Unfortunately, this peaceful reprieve is short-lived. Each obstacle placed in his path appears to increase in severity, as if purposefully placed by an indifferent, divine hand, and he is evidently unprepared for such ruthless ordeals. Forced to cross unforgiving rivers, endure his dog’s poisoning, and brave lethal mountain passes, the option to turn back slips steadily out of reach, leaving him no choice but to press on toward the next great reckoning.

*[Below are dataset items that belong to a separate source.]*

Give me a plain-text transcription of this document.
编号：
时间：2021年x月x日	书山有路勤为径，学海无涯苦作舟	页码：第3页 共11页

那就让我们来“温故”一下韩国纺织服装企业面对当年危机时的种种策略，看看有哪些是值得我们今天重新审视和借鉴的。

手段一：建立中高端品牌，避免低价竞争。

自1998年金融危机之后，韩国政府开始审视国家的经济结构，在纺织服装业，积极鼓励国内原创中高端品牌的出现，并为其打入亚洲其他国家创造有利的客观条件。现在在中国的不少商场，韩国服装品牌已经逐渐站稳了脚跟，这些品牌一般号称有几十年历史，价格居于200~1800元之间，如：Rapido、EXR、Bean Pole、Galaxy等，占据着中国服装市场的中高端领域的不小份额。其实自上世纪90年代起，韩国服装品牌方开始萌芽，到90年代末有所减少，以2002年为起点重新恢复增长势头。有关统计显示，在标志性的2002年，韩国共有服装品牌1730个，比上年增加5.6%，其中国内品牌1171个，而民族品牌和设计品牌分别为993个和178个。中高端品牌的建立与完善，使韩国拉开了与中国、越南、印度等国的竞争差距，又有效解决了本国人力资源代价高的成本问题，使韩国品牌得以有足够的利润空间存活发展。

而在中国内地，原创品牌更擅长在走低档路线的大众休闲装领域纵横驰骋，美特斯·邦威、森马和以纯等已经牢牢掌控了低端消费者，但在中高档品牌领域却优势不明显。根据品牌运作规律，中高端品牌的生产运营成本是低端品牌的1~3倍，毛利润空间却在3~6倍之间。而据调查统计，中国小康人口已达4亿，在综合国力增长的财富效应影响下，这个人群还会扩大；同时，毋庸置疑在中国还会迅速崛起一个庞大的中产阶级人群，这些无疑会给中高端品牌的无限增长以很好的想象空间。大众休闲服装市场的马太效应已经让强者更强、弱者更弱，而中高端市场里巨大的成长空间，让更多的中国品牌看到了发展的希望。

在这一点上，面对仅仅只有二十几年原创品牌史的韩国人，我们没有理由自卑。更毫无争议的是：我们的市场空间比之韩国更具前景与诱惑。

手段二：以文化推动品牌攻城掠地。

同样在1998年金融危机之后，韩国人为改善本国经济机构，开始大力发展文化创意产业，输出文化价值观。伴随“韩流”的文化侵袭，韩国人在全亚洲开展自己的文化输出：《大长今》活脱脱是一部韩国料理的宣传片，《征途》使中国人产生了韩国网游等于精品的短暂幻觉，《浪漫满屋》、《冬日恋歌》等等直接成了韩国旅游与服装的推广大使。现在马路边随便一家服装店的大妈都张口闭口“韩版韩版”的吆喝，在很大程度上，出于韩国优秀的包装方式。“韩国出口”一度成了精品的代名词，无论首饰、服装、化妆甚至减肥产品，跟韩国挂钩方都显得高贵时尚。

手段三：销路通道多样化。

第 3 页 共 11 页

At a certain point, advancing deeper into the wilderness for Luis also means abandoning pieces of himself still clinging to familiar comforts, though the price is not always consciously paid. Within the ravers’ convoy of rattling trucks and caravans, his beat-up minivan appears woefully ill-equipped to navigate this merciless terrain, revealing just how deeply those fragile certainties of civilisation are ingrained within him. As Laxe’s camera hurtles alongside them through clouds of dust, Sirāt even unexpectedly echoes the grungy, diesel-fuelled anarchy of Max Max, barrelling forward into a horizon that swallows everything in its path. All the while, dance music continues to thrum in ominous, repetitive rhythms, numbing reason and stretching time through its discomforting hypnosis.

Perhaps most foreboding of all though is that which lurks just of sight. Somewhere far off, a war is escalating between nations, destabilising the world order that once promised safety and certainty. At first it only reaches the desert through radio broadcast, though eventually it begins to manifest in military vehicles tearing across barren planes and refugees riding precariously atop trains. Civilisation teeters on the edge of apocalyptic ruin, and still Mad Max parallels continue to resonate, raising the existential question at the heart of Luis’ journey – even if he does eventually find his way home, how much of it will be left standing?


As Sirāt reaches its apex however, the answer to this question becomes entirely inconsequential. In a moment of transcendent clarity, we witness whatever tethers Luis to his world of certainty fall away. Perhaps it is born of nihilism, resigning him to a cleansing grief, yet it nonetheless marks a surrender to something larger than he could have ever comprehended before entering the desert. His mind is clear, and his body moves with unerring purpose along an impossible path, guided by instinctive attunement to his surroundings. We can see that the ego which fears, calculates, and seeks order has died, and in that emptying of self, the key to survival is discovered.

There is deliverance to be found on this bridge between hell and paradise, though it evidently does not come without tremendous, shattering sacrifice. Dragging us through dust, heat, and excruciating tension, Sirāt deposits us into an unfamiliar world on the far side, wholly aware of what has been lost and may never be reclaimed. Whether the journey ultimately claims one’s life or identity, no one here emerges unchanged – yet for souls burdened by attachment, it may also be the only path to freedom in its truest, most disquieting form.
Sirāt is not currently streaming in Australia.